De même que le capitaine est tenu d’être le dernier à quitter son navire en cas de naufrage, et de partager son dernier morceau de pain avec ses marins en cas de famine, de même le capitaine d’industrie est tenu, confronté à toute crise ou détresse commerciale, de prendre sa part de souffrance avec ses ouvriers, et même d’en prendre une part plus grande que celle qu’il leur laisse éprouver, comme un père se sacrifierait pour son fils en cas de famine, de naufrage ou de bataille.

Tout cela semble très étrange mais, cependant, la seule chose vraiment étrange en la matière est que cela le paraisse. Car tout ce que nous avons dit est vrai, non pas en partie ou en théorie, mais pour l’éternité et en pratique. Toute autre doctrine relative à ces sujets politiques est fausse dans ses prémisses, absurde dans ses déductions et impossible à appliquer dans la réalité, et est incompatible avec toute amélioration de la vie nationale.

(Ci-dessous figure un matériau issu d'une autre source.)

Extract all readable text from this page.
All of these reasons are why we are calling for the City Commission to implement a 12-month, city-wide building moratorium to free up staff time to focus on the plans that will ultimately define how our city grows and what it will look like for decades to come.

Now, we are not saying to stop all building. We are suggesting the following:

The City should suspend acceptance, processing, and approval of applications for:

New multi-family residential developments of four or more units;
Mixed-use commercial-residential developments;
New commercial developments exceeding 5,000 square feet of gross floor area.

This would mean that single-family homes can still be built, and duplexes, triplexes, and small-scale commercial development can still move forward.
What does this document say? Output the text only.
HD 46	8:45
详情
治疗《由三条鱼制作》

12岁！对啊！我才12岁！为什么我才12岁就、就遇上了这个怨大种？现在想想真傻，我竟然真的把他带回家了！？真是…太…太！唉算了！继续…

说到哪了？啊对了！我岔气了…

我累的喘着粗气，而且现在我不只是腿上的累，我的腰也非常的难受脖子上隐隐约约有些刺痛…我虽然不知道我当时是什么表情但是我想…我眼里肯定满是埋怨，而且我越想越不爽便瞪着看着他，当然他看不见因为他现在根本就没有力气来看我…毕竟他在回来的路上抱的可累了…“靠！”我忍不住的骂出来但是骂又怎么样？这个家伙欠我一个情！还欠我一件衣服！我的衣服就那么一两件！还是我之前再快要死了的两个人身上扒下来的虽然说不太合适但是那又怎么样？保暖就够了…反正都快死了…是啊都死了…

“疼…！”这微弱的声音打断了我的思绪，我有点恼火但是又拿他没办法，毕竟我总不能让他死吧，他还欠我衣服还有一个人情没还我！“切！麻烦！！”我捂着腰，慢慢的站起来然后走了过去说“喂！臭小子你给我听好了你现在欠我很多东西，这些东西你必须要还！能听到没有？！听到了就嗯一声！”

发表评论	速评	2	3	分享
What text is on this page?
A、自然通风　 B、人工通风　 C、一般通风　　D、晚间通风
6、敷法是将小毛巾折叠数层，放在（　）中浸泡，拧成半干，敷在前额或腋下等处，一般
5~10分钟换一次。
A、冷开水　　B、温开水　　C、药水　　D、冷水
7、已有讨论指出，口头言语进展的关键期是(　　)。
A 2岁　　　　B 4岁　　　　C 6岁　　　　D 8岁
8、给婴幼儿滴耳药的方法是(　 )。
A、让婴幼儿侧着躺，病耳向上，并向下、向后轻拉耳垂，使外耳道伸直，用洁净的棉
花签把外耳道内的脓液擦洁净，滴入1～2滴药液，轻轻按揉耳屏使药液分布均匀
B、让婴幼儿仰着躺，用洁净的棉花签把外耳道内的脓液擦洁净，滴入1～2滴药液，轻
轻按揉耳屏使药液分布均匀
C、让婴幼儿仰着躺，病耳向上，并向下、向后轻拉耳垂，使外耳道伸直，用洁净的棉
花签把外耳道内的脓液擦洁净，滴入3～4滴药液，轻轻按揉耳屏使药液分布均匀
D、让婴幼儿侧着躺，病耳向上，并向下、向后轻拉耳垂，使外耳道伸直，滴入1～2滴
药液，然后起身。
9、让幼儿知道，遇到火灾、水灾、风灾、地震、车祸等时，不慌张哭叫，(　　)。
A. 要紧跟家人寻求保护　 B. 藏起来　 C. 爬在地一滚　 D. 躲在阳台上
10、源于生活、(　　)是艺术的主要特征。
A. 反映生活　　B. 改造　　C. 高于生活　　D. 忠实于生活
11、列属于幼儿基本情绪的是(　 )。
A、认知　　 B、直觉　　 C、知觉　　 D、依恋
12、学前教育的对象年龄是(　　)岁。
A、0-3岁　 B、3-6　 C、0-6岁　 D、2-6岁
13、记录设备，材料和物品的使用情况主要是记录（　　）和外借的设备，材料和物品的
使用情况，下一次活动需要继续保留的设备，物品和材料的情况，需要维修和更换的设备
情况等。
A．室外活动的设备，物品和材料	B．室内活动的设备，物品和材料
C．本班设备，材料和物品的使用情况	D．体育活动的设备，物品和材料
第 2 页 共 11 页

Toute la force vitale que nous possédons encore en tant que nation se manifeste dans le rejet et le mépris déterminés, exprimés par quelques individus à l’esprit fort et au cœur fidèle,23 des principes économiques enseignés à nos foules, lesquels principes, s’ils étaient acceptés, conduiraient immédiatement la nation à la destruction. Dans le prochain essai, je me propose de développer plus avant, d’une part, les différents modes et formes de destruction auxquels conduisent ces principes et, d’autre part, le fonctionnement pratique d’un véritable régime politique.